Однажды, будучи еще студенткой, она со своей подругой приехала в Ленинград и на Невском у Казанского собора поджидала свою третью подругу. Было солнечное летнее утро, каникулы, юность и полная свобода в придачу. В этот час парковые лавочки были пусты, и девчонки, устроившись с комфортом, беспрерывно болтали, снисходительно поглядывая по сторонам. Вдруг взгляд моей подруги «споткнулся» о фигуру маленькой сухонькой старушки, одетой чрезвычайно опрятно, если не сказать изысканно-старомодно, с прямой, горделиво-печальной осанкой и уверенной поступью гимназистки-отличницы. На руке у старушки висел огромный ридикюль, отдаленно напоминающий саквояж земского доктора, но гораздо изящнее. Удивительным оказалось то, что среди множества свободных скамеек она выбрала именно ту, где сидели подружки. Она подошла, кинула оценивающе-цепкий взгляд и грубо, но не зло сказала: «Девки, подвиньтесь». Села, молча закурила. Мою подругу поразило изящество ее уже древних рук, плавная резкость сухих пальцев, горделивая до брезгливости посадка головы, седые, благородно уложенные пряди волос, никогда не видевшие краски, но завораживающие естественным блеском и послушанием своей хозяйке. В ней чувствовалась воля и несокрушимость. Девичья трескотня внезапно прекратилась. Они с любопытством и бесстыдством юности осматривали старуху, и их лица выражали нескрываемый восторг, смешанный с удивлением. Мимо проходили группы туристов, одинокие зеваки-прохожие, иностранцы с висящими на груди сверкающими дорогущей оптикой фотоаппаратами. Издалека послышалась барабанная дробь, а через некоторое время перед ними промаршировал отряд бойких пионеров с развевающимися красными галстуками и неизменными красными пилотками. И тут девчонки услышали межзубное злобное шипение: «Ненавижу коммунистов!» «Что так?» – беспечно справилась моя подруга, а старуха, немного помолчав, стала рассказывать о том, как в семнадцатом ее жизнь раскололась на до и после.

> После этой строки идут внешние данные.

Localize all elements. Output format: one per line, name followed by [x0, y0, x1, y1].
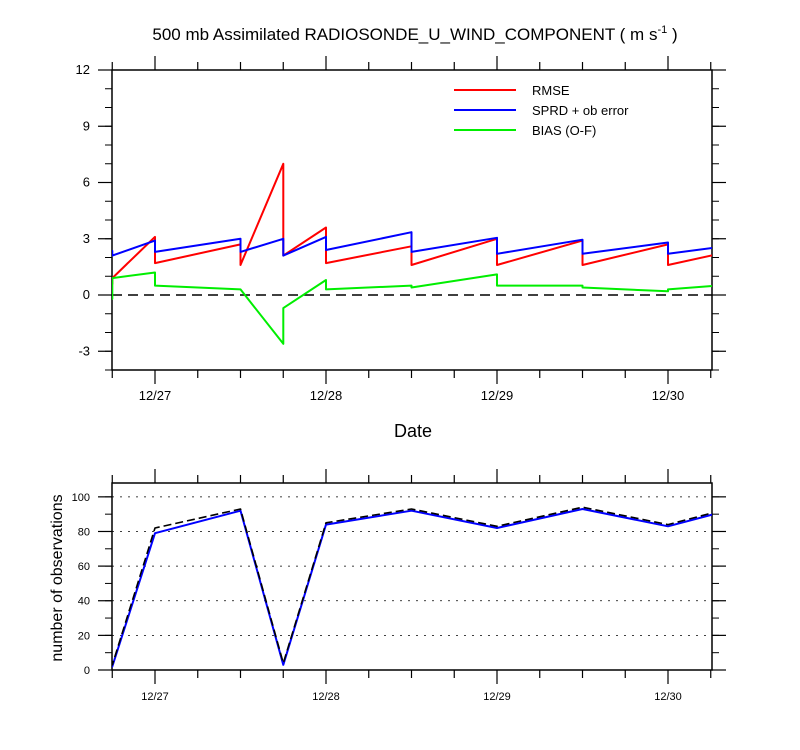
y-axis-label-observations: number of observations [49, 494, 66, 661]
y-tick-label: 0 [83, 287, 90, 302]
bottom-series [112, 506, 712, 668]
y-tick-label: 60 [78, 561, 90, 573]
bottom-chart: 02040608010012/2712/2812/2912/3012/3101/… [72, 469, 726, 703]
x-tick-label: 12/28 [312, 691, 340, 703]
y-tick-label: -3 [78, 343, 90, 358]
series-line-observations-possible [112, 506, 712, 666]
x-tick-label: 12/29 [483, 691, 511, 703]
y-tick-label: 20 [78, 630, 90, 642]
top-legend: RMSE SPRD + ob error BIAS (O-F) [454, 83, 629, 138]
y-tick-label: 12 [76, 62, 90, 77]
x-tick-label: 12/30 [652, 388, 685, 403]
series-line-rmse [112, 162, 712, 285]
top-chart: -303691212/2712/2812/2912/3012/3101/0101… [76, 56, 726, 403]
top-series [112, 162, 712, 345]
x-tick-label: 12/27 [139, 388, 172, 403]
y-tick-label: 6 [83, 175, 90, 190]
series-line-observations-used [112, 508, 712, 668]
x-tick-label: 12/28 [310, 388, 343, 403]
x-tick-label: 12/30 [654, 691, 682, 703]
y-tick-label: 80 [78, 526, 90, 538]
y-tick-label: 100 [72, 492, 90, 504]
bottom-axes: 02040608010012/2712/2812/2912/3012/3101/… [72, 469, 726, 703]
x-tick-label: 12/27 [141, 691, 169, 703]
chart-title: 500 mb Assimilated RADIOSONDE_U_WIND_COM… [152, 24, 677, 44]
series-line-bias-o-f [112, 271, 712, 345]
legend-label: BIAS (O-F) [532, 123, 596, 138]
y-tick-label: 0 [84, 665, 90, 677]
legend-label: RMSE [532, 83, 570, 98]
y-tick-label: 3 [83, 231, 90, 246]
series-line-sprd-ob-error [112, 231, 712, 257]
y-tick-label: 40 [78, 596, 90, 608]
x-tick-label: 12/29 [481, 388, 514, 403]
y-tick-label: 9 [83, 118, 90, 133]
legend-label: SPRD + ob error [532, 103, 629, 118]
x-axis-label: Date [394, 421, 432, 441]
top-axes: -303691212/2712/2812/2912/3012/3101/0101… [76, 56, 726, 403]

Девушкой она была из «благородных», огромное «родовое гнездо» окружало ее заботой и вниманием, она училась, у нее был жених, планы, мечты. Но однажды она вернулась в свой дом, где никого кроме своей служанки не застала. Все, не дождавшись ее, поспешили на пароход. За ней должен был вернуться жених и отправить ее за границу на следующем пароходе, но следующего не было, и тот, кто должен был прийти, видимо, не дошел, – времена были смутные… Пока в доме были запасы и можно было что-то продавать, девушки жили вместе. Но потом ей пришлось сказать своей служанке, что она больше не может ее содержать, а сама пошла искать работу. Когда же она вернулась домой, нашла записку от своей деревенской помощницы. Та писала, что ничего не может делать, кроме как служить своей хозяйке, просит ее простить, не поминать лихим словом. Девушку нашли в реке, недалеко от их дома. Старуха прервала свой рассказ, долго молчала.